I: The Philosophy and Psychology of Personal Identity (1988)



This book relates work in neuroscience, psychology and psychiatry to questions about what a person is and the nature of a person’s unity across a lifetime. The neuropsychiatry is now dated. The philosophy has three themes still perhaps of interest. The first is a response to Derek Parfit’s powerful and influential work on personal identity, which, like many other people, I discussed with him as he worked it out. I accept his view that there is no ego that “owns” the stream of our experiences, and the unity of a person over time is constructed out of continuities in our mental life. But I argue against Parfit’s view that personal unity thereby becomes less deep or less morally important. The second theme is an emphasis on the importance of self-creation and an attempt to work out how far it is possible. The third theme is about the way self-creation is linked to recognition by other people, and the importance of this for understanding the role of tribalism in human life.

"This book is about what it is to be a person, to think of oneself as an "I". It is about the ways people think of themselves, and how they use these ideas in shaping their own distinctive characteristics. It is about how far we create ourslves."
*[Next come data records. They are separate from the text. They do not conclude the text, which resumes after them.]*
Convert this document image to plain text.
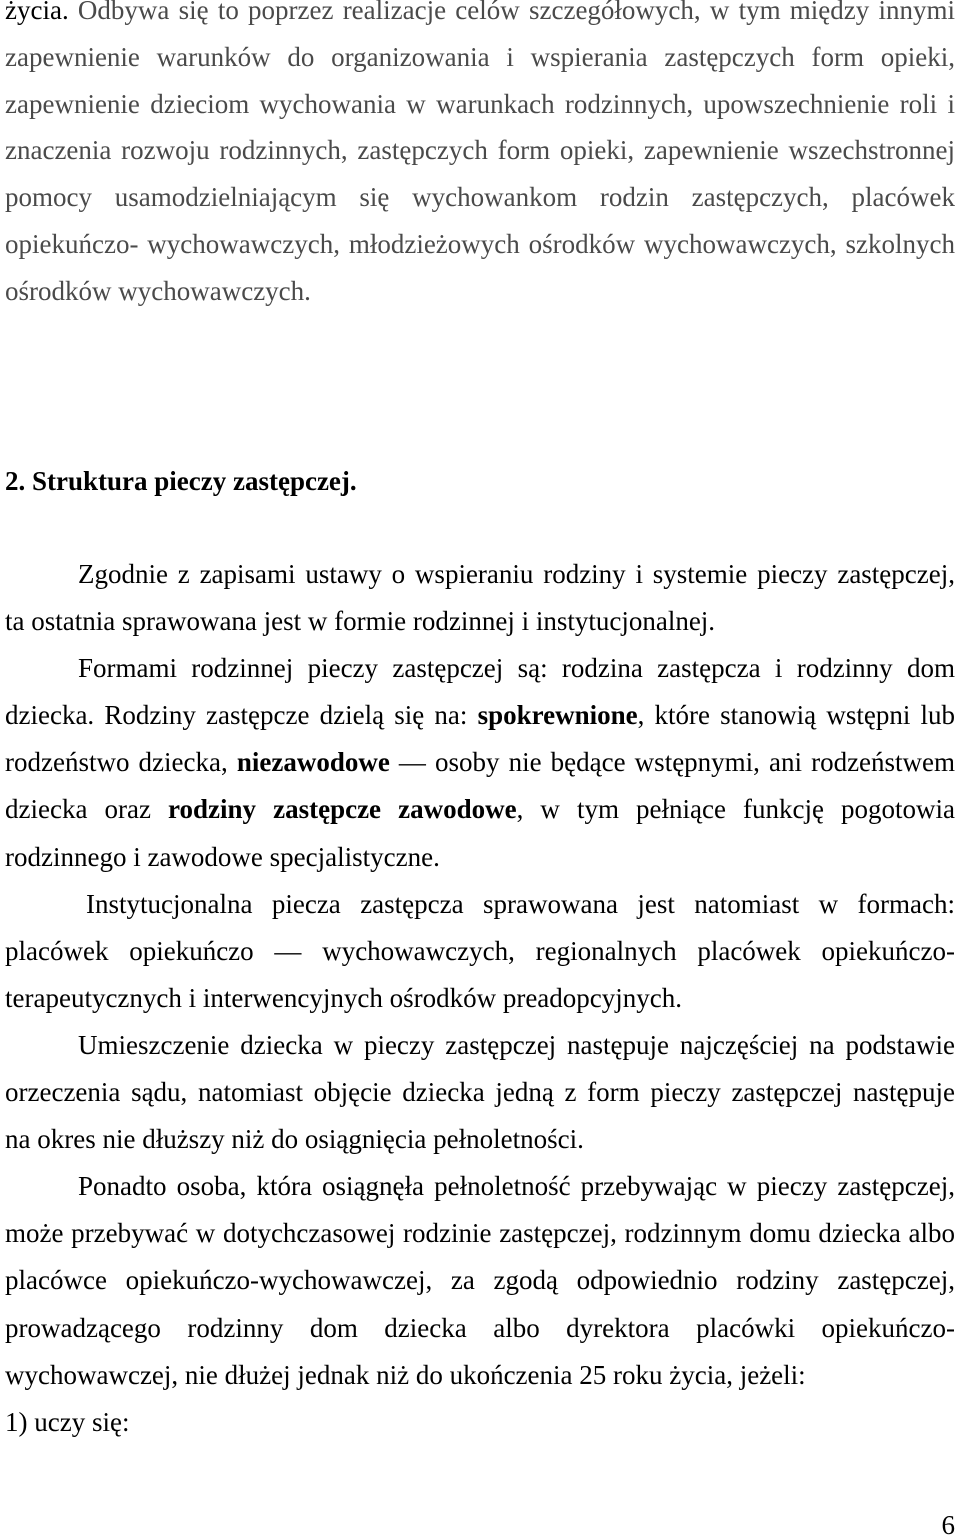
życia. Odbywa się to poprzez realizacje celów szczegółowych, w tym między innymi
zapewnienie warunków do organizowania i wspierania zastępczych form opieki,
zapewnienie dzieciom wychowania w warunkach rodzinnych, upowszechnienie roli i
znaczenia rozwoju rodzinnych, zastępczych form opieki, zapewnienie wszechstronnej
pomocy usamodzielniającym się wychowankom rodzin zastępczych, placówek
opiekuńczo- wychowawczych, młodzieżowych ośrodków wychowawczych, szkolnych
ośrodków wychowawczych.
2. Struktura pieczy zastępczej.
Zgodnie z zapisami ustawy o wspieraniu rodziny i systemie pieczy zastępczej,
ta ostatnia sprawowana jest w formie rodzinnej i instytucjonalnej.
Formami rodzinnej pieczy zastępczej są: rodzina zastępcza i rodzinny dom
dziecka. Rodziny zastępcze dzielą się na: spokrewnione, które stanowią wstępni lub
rodzeństwo dziecka, niezawodowe — osoby nie będące wstępnymi, ani rodzeństwem
dziecka oraz rodziny zastępcze zawodowe, w tym pełniące funkcję pogotowia
rodzinnego i zawodowe specjalistyczne.
Instytucjonalna piecza zastępcza sprawowana jest natomiast w formach:
placówek opiekuńczo — wychowawczych, regionalnych placówek opiekuńczo-
terapeutycznych i interwencyjnych ośrodków preadopcyjnych.
Umieszczenie dziecka w pieczy zastępczej następuje najczęściej na podstawie
orzeczenia sądu, natomiast objęcie dziecka jedną z form pieczy zastępczej następuje
na okres nie dłuższy niż do osiągnięcia pełnoletności.
Ponadto osoba, która osiągnęła pełnoletność przebywając w pieczy zastępczej,
może przebywać w dotychczasowej rodzinie zastępczej, rodzinnym domu dziecka albo
placówce opiekuńczo-wychowawczej, za zgodą odpowiednio rodziny zastępczej,
prowadzącego rodzinny dom dziecka albo dyrektora placówki opiekuńczo-
wychowawczej, nie dłużej jednak niż do ukończenia 25 roku życia, jeżeli:
1) uczy się:
6
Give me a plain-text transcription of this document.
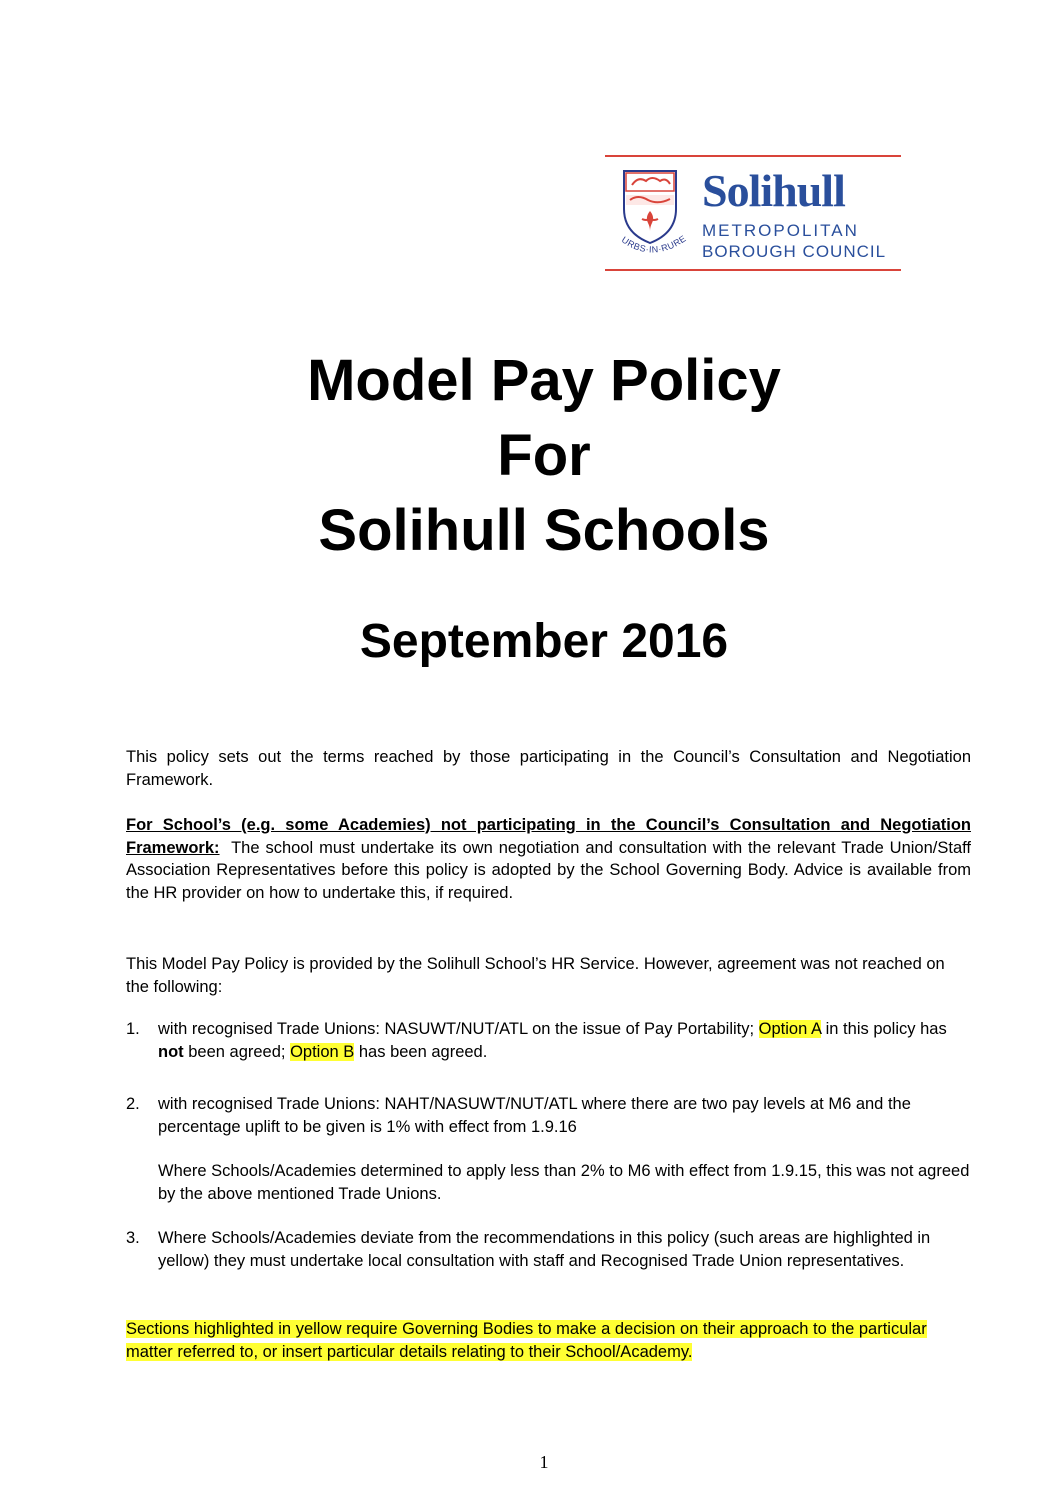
URBS·IN·RURE
Solihull
METROPOLITAN
BOROUGH COUNCIL
Model Pay Policy
For
Solihull Schools
September 2016
This policy sets out the terms reached by those participating in the Council’s Consultation and Negotiation Framework.
For School’s (e.g. some Academies) not participating in the Council’s Consultation and Negotiation Framework: The school must undertake its own negotiation and consultation with the relevant Trade Union/Staff Association Representatives before this policy is adopted by the School Governing Body. Advice is available from the HR provider on how to undertake this, if required.
This Model Pay Policy is provided by the Solihull School’s HR Service. However, agreement was not reached on the following:
1. with recognised Trade Unions: NASUWT/NUT/ATL on the issue of Pay Portability; Option A in this policy has not been agreed; Option B has been agreed.
2. with recognised Trade Unions: NAHT/NASUWT/NUT/ATL where there are two pay levels at M6 and the percentage uplift to be given is 1% with effect from 1.9.16
Where Schools/Academies determined to apply less than 2% to M6 with effect from 1.9.15, this was not agreed by the above mentioned Trade Unions.
3. Where Schools/Academies deviate from the recommendations in this policy (such areas are highlighted in yellow) they must undertake local consultation with staff and Recognised Trade Union representatives.
Sections highlighted in yellow require Governing Bodies to make a decision on their approach to the particular matter referred to, or insert particular details relating to their School/Academy.
1
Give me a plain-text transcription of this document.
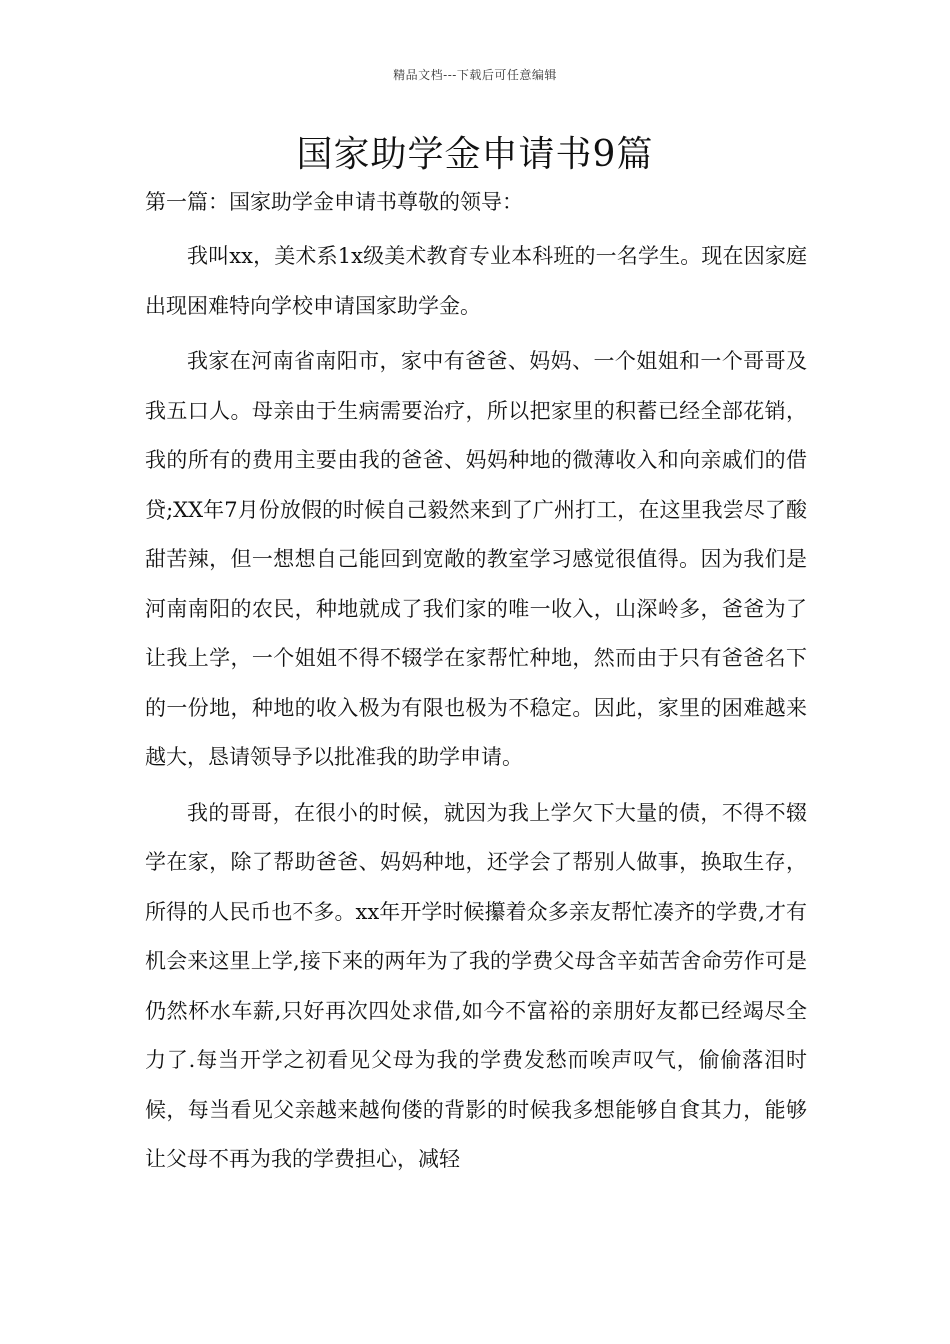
精品文档---下载后可任意编辑
国家助学金申请书9篇

第一篇：国家助学金申请书尊敬的领导：

我叫xx，美术系1x级美术教育专业本科班的一名学生。现在因家庭出现困难特向学校申请国家助学金。

我家在河南省南阳市，家中有爸爸、妈妈、一个姐姐和一个哥哥及我五口人。母亲由于生病需要治疗，所以把家里的积蓄已经全部花销，我的所有的费用主要由我的爸爸、妈妈种地的微薄收入和向亲戚们的借贷;XX年7月份放假的时候自己毅然来到了广州打工，在这里我尝尽了酸甜苦辣，但一想想自己能回到宽敞的教室学习感觉很值得。因为我们是河南南阳的农民，种地就成了我们家的唯一收入，山深岭多，爸爸为了让我上学，一个姐姐不得不辍学在家帮忙种地，然而由于只有爸爸名下的一份地，种地的收入极为有限也极为不稳定。因此，家里的困难越来越大，恳请领导予以批准我的助学申请。

我的哥哥，在很小的时候，就因为我上学欠下大量的债，不得不辍学在家，除了帮助爸爸、妈妈种地，还学会了帮别人做事，换取生存，所得的人民币也不多。xx年开学时候攥着众多亲友帮忙凑齐的学费,才有机会来这里上学,接下来的两年为了我的学费父母含辛茹苦舍命劳作可是仍然杯水车薪,只好再次四处求借,如今不富裕的亲朋好友都已经竭尽全力了.每当开学之初看见父母为我的学费发愁而唉声叹气，偷偷落泪时候，每当看见父亲越来越佝偻的背影的时候我多想能够自食其力，能够让父母不再为我的学费担心，减轻
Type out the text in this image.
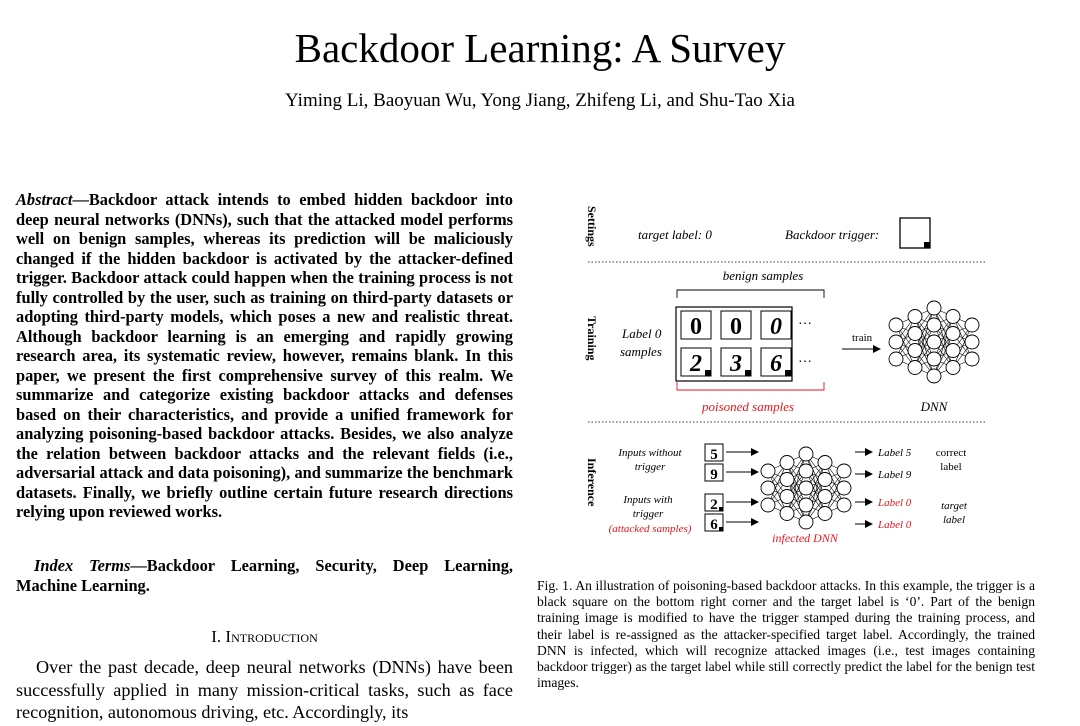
Backdoor Learning: A Survey

Yiming Li, Baoyuan Wu, Yong Jiang, Zhifeng Li, and Shu-Tao Xia

Abstract—Backdoor attack intends to embed hidden backdoor into deep neural networks (DNNs), such that the attacked model performs well on benign samples, whereas its prediction will be maliciously changed if the hidden backdoor is activated by the attacker-defined trigger. Backdoor attack could happen when the training process is not fully controlled by the user, such as training on third-party datasets or adopting third-party models, which poses a new and realistic threat. Although backdoor learning is an emerging and rapidly growing research area, its systematic review, however, remains blank. In this paper, we present the first comprehensive survey of this realm. We summarize and categorize existing backdoor attacks and defenses based on their characteristics, and provide a unified framework for analyzing poisoning-based backdoor attacks. Besides, we also analyze the relation between backdoor attacks and the relevant fields (i.e., adversarial attack and data poisoning), and summarize the benchmark datasets. Finally, we briefly outline certain future research directions relying upon reviewed works.

Index Terms—Backdoor Learning, Security, Deep Learning, Machine Learning.

I. Introduction

Over the past decade, deep neural networks (DNNs) have been successfully applied in many mission-critical tasks, such as face recognition, autonomous driving, etc. Accordingly, its

Settings
Training
Inference
target label: 0	Backdoor trigger:
benign samples
Label 0
samples
0 0 0 ···
2 3 6 ···
poisoned samples
train
DNN
Inputs without
trigger
Inputs with
trigger
(attacked samples)
5
9
2
6
infected DNN
Label 5
Label 9
Label 0
Label 0
correct
label
target
label

Fig. 1. An illustration of poisoning-based backdoor attacks. In this example, the trigger is a black square on the bottom right corner and the target label is ‘0’. Part of the benign training image is modified to have the trigger stamped during the training process, and their label is re-assigned as the attacker-specified target label. Accordingly, the trained DNN is infected, which will recognize attacked images (i.e., test images containing backdoor trigger) as the target label while still correctly predict the label for the benign test images.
"When a way of life does not fit with what you think you are really like, you can feel like a plant away from the light, distorted by having to twist and grope towards the sun. This analogy suggests that we might have a genetic programme to unfold, in the way plants do. But no doubt it is too simple to think that "the real me" is genetically laid down. These strong affinities we have for some kinds of life, and the sense of drowning that others give us, are likely to have been created by the interaction of our genetic make-up with thigs we have come across and responded to... We care a bit like trees would be, if they were conscious and could partly choose their direction of growth. Perhaps oaks could not become beeches, and stunted trees could not become giants, but they could influence the angle and direction of their branches. Trees thinking about determinism and free will might find it impossible to assess their own contribution to their final shape."